Any industry were young stock is a waste product to be shot at
birth is criminal. But the farmers can't be blamed for this we as consumers are guilty in our need for cheap milk and our disgust at the thought of eating veal.
The whole dairy industry needs a shake up. Supermarkets and consumers need to pay a fair price for milk, this fair price needs to be passed on to farmers. We need to rethink the ethics of veal and consider rose veal as an alternative so calves are not dispatched at birth.
I hate what the dairy industry has been forced in to. Mind that goes for most intensive farming.
This bloody country get on my nerves. We will pay over the odds for 'fair trade' coffee, chocolate etc. Whatever happened to fair trade farming and the conditions our farmers and livestock have been forced in to.

Jonnyboy



Joined: 29 Oct 2004
Posts: 23956
Location: under some rain.
PostPosted: Sat Sep 03, 11 6:26 am    Post subject: Reply with quote
    

Liz ****ing Jones, that link should come with a warning!

Mutton



Joined: 09 May 2009
Posts: 1508

PostPosted: Sat Sep 03, 11 4:43 pm    Post subject: Reply with quote
    

@ Mrs R - funnily enough I don't shop there.

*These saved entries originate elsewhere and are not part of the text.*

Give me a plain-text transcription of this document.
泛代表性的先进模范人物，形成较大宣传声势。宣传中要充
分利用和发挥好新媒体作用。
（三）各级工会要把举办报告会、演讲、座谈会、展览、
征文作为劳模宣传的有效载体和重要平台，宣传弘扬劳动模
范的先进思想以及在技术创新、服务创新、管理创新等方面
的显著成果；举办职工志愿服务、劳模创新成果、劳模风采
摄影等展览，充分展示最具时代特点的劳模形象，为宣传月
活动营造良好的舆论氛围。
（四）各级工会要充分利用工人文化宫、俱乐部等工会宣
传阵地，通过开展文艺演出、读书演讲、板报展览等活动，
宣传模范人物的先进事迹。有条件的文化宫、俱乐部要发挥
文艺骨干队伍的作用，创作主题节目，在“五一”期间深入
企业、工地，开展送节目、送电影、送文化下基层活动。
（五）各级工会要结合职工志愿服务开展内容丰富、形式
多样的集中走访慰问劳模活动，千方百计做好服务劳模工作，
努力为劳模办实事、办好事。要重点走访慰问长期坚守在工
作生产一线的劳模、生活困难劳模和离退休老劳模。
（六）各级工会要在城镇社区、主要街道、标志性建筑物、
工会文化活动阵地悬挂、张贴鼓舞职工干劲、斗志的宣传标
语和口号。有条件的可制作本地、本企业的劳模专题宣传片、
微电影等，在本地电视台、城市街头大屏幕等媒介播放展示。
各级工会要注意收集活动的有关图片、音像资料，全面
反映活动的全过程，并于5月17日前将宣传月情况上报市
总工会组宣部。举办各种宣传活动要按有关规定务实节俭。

@ b-g - couldn't agree more. Same regarding modern meat breeds of chicken whose legs collapse even when free-ranging and not massively fed and the hybrids for battery hens. Ditto some sheep breeds.
A few years back I did a lot of reading up on sheep, when we were working out what we wanted to stock our land with. Learning that modern sheep can get stranded on their backs and die was sad. Then reading how modern sheep have been bred to have more meat on them i.e. the sort of square build where they can get stranded on their backs was infuriating.

We went for Soay - sloping back and not only to they not get stranded upside down I once saw one turn a somersault. Two ewes were have a dominance fight head to head across a slope, one smacked the other off balance, which did a sort of somersault - tumbled over, rolled, feet under back up at the run and smack head again a lot faster than it takes to write it.